Practical Aspects of Tropicamide Use

Tropicamide drops make the pupils larger than normal. The drops take about 15 to 30 minutes to work and around 6 hours to wear off but sometimes the effects may linger until the next day. The large pupils make you more sensitive to light, and distant and near objects may appear blurred especially if it is sunny.

CONTRAINDICATIONS

The following are contraindications and should be taken into consideration before administration of drops:

  • Known allergy to Tropicamide or Phenylephrine or any of its ingredients. (Very rare)
  • Intention to drive a motor vehicle before being able to meet DVLA requirements. (approximately 6/10 binocular Snellen equivalent).

The law states that: “A licence holder or applicant is suffering a prescribed disability if unable to meet the eyesight requirements, i.e. to read in good light (with the aid of glasses or contact lenses if worn) a registration mark fixed to a motor vehicle and containing letters and figures 79.4 millimetres high at a distance of 20.5 metres.”

Angle Closure Glaucoma

Normally aqueous fluid is made in the ciliary body and passes between the iris and the lens to reach the pupil. It does not go into the vitreous cavity as its way is blocked by the vitreous gel. The aqueous fluid maintains the shape of the anterior chamber. Too little and the cornea will touch the lens. The fluid is being produced all the time. It is also continuously removed. It passes through the sieve-like trabecular meshwork to enter Schlemm’s canal. The fluid is then drained away by small veins.

Angle Closure Glaucoma diagram

Angle closure glaucoma occurs when the iris bunches up into the “angle” and blocks off the sieve-like trabecular meshwork. This means that the aqueous fluid cannot escape into Schlemm’s canal.

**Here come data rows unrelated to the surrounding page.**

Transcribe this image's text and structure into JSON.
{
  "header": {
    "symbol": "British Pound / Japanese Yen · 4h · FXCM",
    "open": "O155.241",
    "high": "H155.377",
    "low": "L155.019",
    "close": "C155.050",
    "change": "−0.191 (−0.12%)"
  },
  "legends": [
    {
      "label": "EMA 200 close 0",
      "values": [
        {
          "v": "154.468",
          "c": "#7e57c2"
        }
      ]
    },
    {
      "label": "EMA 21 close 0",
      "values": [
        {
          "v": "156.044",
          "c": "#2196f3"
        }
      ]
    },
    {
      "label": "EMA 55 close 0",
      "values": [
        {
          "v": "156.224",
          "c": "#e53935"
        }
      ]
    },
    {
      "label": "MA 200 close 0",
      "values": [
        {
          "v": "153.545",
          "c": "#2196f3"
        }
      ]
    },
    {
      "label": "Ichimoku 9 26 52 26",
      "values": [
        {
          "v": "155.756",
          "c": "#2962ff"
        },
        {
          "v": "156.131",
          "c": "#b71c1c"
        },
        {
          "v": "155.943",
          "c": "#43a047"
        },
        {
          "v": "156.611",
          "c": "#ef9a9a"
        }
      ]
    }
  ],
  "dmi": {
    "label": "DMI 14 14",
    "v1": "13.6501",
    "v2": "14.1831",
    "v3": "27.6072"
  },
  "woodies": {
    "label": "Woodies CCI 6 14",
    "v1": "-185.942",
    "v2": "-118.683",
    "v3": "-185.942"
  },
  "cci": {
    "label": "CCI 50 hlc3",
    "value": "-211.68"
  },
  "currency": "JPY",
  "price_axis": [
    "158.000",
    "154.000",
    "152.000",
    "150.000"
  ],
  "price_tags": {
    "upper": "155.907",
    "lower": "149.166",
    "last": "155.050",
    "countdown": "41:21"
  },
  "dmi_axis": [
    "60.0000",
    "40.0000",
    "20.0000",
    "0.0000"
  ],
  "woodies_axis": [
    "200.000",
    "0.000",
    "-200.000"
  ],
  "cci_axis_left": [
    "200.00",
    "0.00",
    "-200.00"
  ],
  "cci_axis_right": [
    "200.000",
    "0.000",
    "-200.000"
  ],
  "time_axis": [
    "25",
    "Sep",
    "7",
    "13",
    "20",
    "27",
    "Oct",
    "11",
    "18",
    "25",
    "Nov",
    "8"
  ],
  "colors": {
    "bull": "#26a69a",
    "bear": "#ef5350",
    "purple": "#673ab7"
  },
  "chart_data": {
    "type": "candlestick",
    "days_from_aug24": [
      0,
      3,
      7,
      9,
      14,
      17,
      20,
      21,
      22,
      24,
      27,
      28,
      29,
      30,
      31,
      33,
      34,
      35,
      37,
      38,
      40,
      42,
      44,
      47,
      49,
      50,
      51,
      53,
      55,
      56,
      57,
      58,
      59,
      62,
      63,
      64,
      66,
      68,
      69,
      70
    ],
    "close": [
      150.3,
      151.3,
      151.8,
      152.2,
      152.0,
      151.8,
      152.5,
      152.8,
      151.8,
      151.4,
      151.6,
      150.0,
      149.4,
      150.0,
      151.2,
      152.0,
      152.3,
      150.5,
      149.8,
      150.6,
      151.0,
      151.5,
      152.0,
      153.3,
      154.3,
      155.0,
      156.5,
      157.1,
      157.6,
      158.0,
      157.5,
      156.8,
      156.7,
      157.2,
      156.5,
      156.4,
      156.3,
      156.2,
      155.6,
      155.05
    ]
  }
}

Angle Closure Glaucoma diagram

This tends to happen in people who are born with a shallow anterior chamber. As everyone ages the lens becomes thicker pushing the iris forward. In predisposed individuals when the pupil dilates the iris closes the angle. The continued flow of aqueous into the pupil keeps the iris up against the angle. The pressure starts to rise and the eye becomes red and extremely painful. Patients often vomit with the pain and may collapse. Untreated the patient may be blinded in that eye. Anything that causes the pupil to dilate may cause this in predisposed patients. Although mydriatics are a well-recognised cause, lying down, a dark room and drinking coffee can all precipitate angle closure glaucoma.

Patients will virtually always report symptoms, as they are so severe. The eye will be red, the cornea cloudy and the patient will be in severe pain. Treatment is initially with intravenous acetozolamide, which switches off the production of aqueous fluid by the ciliary body.

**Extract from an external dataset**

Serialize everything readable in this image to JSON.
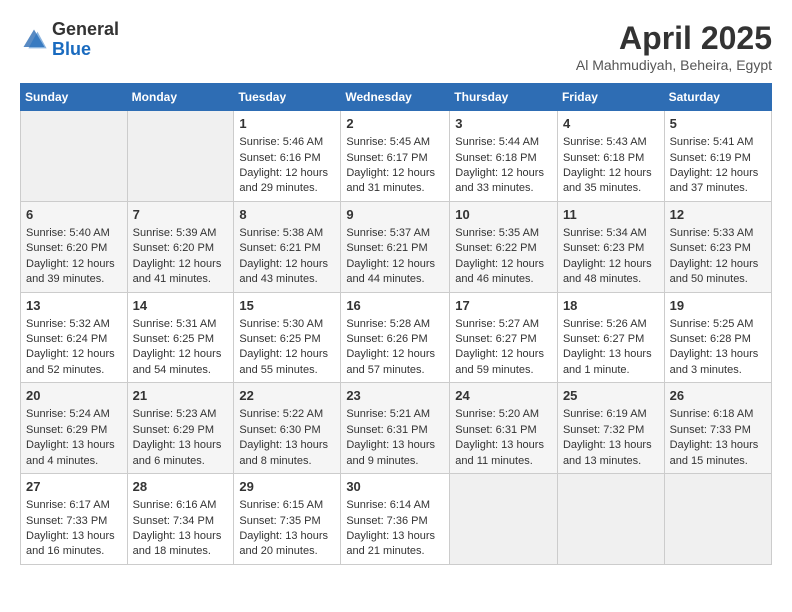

Once the eye has responded to medical treatment then a laser is used to make a hole in the iris of both eyes so that if the iris does occlude the angle fluid can still drain away. This is always done to both eyes so that there is no risk again of the patient ever developing angle closure glaucoma.

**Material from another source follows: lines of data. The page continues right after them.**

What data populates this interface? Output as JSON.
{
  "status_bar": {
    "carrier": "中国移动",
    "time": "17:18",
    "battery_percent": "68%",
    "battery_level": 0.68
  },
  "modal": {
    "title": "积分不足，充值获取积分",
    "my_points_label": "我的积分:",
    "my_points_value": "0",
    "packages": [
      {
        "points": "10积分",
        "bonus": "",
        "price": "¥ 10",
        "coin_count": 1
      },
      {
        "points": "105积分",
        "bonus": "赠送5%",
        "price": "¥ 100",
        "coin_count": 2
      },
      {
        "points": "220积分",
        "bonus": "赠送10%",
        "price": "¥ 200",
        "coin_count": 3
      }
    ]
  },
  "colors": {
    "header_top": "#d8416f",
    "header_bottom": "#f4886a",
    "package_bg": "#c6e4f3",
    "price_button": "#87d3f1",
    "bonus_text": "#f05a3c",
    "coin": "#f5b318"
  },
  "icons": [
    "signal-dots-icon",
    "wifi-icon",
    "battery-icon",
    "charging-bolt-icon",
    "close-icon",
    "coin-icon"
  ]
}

Angle Closure Glaucoma diagram

TO ENSURE SAFE ADMINISTRATION OF EYE DROPS:

  • Identify correct patient.
  • Identify correct eye if only one eye is being dilated.
  • Check label, strength and expiry date of drug.
  • Routine hand cleansing procedures and precautions to avoid cross infection between patients i.e. use of alcohol hand rub.
  • There is no need to remove contact lenses.

The following complications and side effects of Tropicamide and Phenylephrine eye drops may occur:

  • Transient stinging
  • Blurred vision. Patients should be warned not to drive until they are able to meet the DVLA requirements
  • Photo phobia – may benefit from wearing sunglasses in daylight.
  • Allergic reactions
  • Theoretical risk of precipitating angle closure glaucoma (presents several hours later with pain, usually located to brow, nausea, vomiting, red eye).